A conversa começa a agradar-me. A um canto a finlandesa alta, que deve ser médica, faz uma endoscopia com a língua ao meu mano, mas ele não parece muito incomodado.
A cerveja conduz as minhas cordas vocais orquestrando uma verdadeira ode em sonetos, pelo menos assim me parece, e a Chaimite sorri de orelha a orelha.
Vamos daqui para fora, para minha casa. Obediente, sigo o mano e a sua nibelunga e insisto para paramos na barraca dos cachorros.
Que maravilha de cachorro! Se não fosse a quantidade industrial de estafermococos que andam a passear nestes ingredientes, até comia outro. Não como e seguimos viagem.
245 curvas depois. Estamos a tentar acertar com a chave na fechadura, digo entaramelado à nossa companhia e rio à gargalhada unissónica com o mano.
Estamos a demorar mais tempo a abrir o raio da porta que a chegar a casa, e penso que a cerveja afecta a coordenação mais que o sentido de orientação.
Quarto para mim, quarto para ti, finlandesa para mim, finlandesa para mim, já estou lindo já!

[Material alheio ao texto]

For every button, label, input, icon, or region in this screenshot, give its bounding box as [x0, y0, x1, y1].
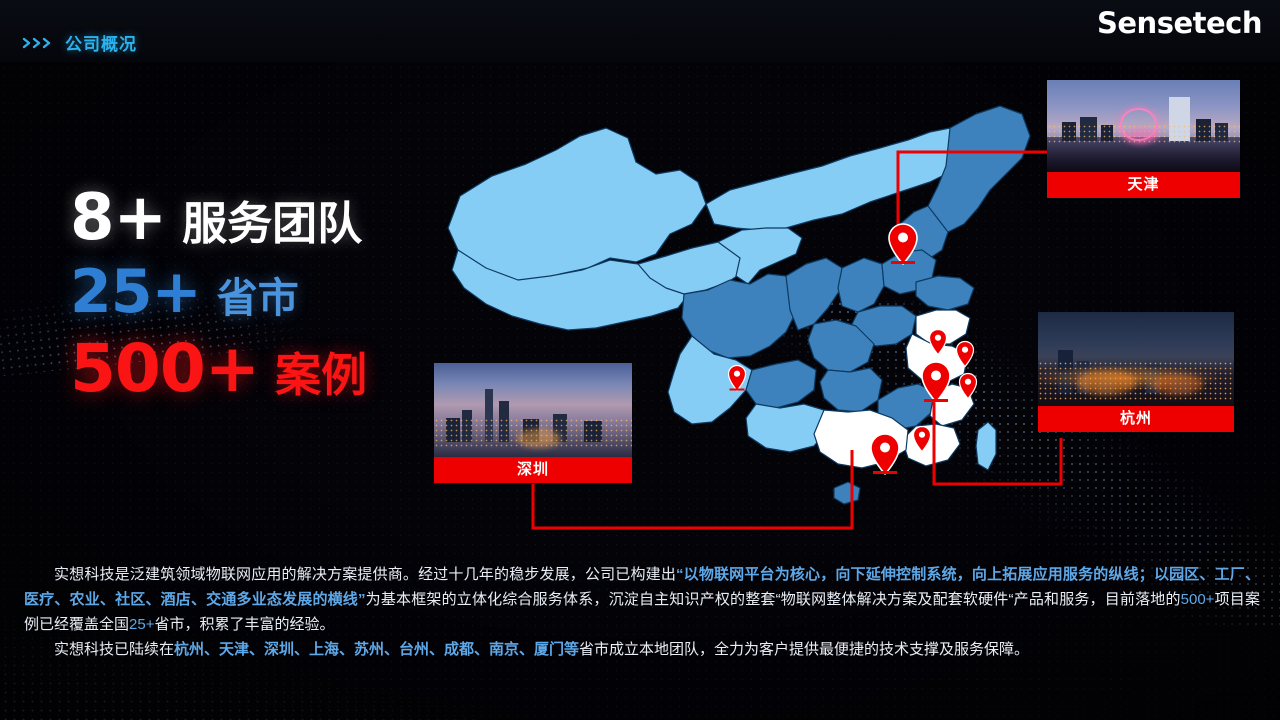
city-card-caption-shenzhen: 深圳: [434, 457, 632, 483]
page-title: 公司概况: [65, 30, 137, 55]
stat-row-provinces: 25+ 省市: [70, 262, 367, 322]
para2-city-list: 杭州、天津、深圳、上海、苏州、台州、成都、南京、厦门等: [174, 641, 579, 658]
city-photo-tianjin: [1047, 80, 1240, 172]
stat-label-provinces: 省市: [217, 278, 299, 319]
para1-number-provinces: 25+: [129, 616, 154, 633]
map-pin-taizhou[interactable]: [958, 372, 978, 400]
header-bar: [0, 0, 1280, 62]
city-card-caption-tianjin: 天津: [1047, 172, 1240, 198]
para1-number-cases: 500+: [1181, 591, 1215, 608]
city-card-hangzhou[interactable]: 杭州: [1038, 312, 1234, 432]
stat-label-cases: 案例: [275, 352, 367, 398]
stat-row-cases: 500+ 案例: [70, 336, 367, 402]
stat-row-teams: 8+ 服务团队: [70, 186, 367, 250]
slide-canvas: 公司概况 Sensetech 8+ 服务团队 25+ 省市 500+ 案例: [0, 0, 1280, 720]
statistics-block: 8+ 服务团队 25+ 省市 500+ 案例: [70, 186, 367, 408]
map-pin-hangzhou[interactable]: [920, 360, 952, 404]
city-card-caption-hangzhou: 杭州: [1038, 406, 1234, 432]
map-pin-tianjin[interactable]: [887, 222, 919, 266]
brand-logo: Sensetech: [1097, 6, 1262, 40]
map-pin-xiamen[interactable]: [912, 425, 932, 453]
city-card-tianjin[interactable]: 天津: [1047, 80, 1240, 198]
paragraph-1: 实想科技是泛建筑领域物联网应用的解决方案提供商。经过十几年的稳步发展，公司已构建…: [24, 562, 1260, 637]
map-pin-chengdu[interactable]: [727, 364, 747, 392]
city-photo-shenzhen: [434, 363, 632, 457]
stat-number-teams: 8+: [70, 186, 166, 250]
stat-number-cases: 500+: [70, 336, 259, 402]
paragraph-2: 实想科技已陆续在杭州、天津、深圳、上海、苏州、台州、成都、南京、厦门等省市成立本…: [24, 637, 1260, 662]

Às escuras a minha parece mais magra do que realmente é. Fico contente, mas também depois do primeiro beijo não interessa o calibre da peça mas a qualidade do disparo.
Acendo o rastilho e espero pela pancada. Corre tudo bem embora o nosso vocabulário tenha reduzido drasticamente.
7:07 da manhã. Não quero mais, já chega, digo com voz de sono. Já te disse que não quero! Finalmente abro os olhos e esfrego-os para me certificar que estou acordado perante o cenário dantesco que se apresenta no palco da minha ressaca.
Por momentos só me vem à cabeça o Anão de Velásquez, gordinho e com aquela barbita…
Tens preservativos, pergunta o anão. Aqui está ele nu, à minha frente, a pedir a bóia de salvação que eu não tenho para lhe atirar.
Respondo e vejo o mano a arrastar o corpo em direcção à porta.
Tento juntar as peças do puzzle e percebo que ele não irá ter mais sorte essa noite.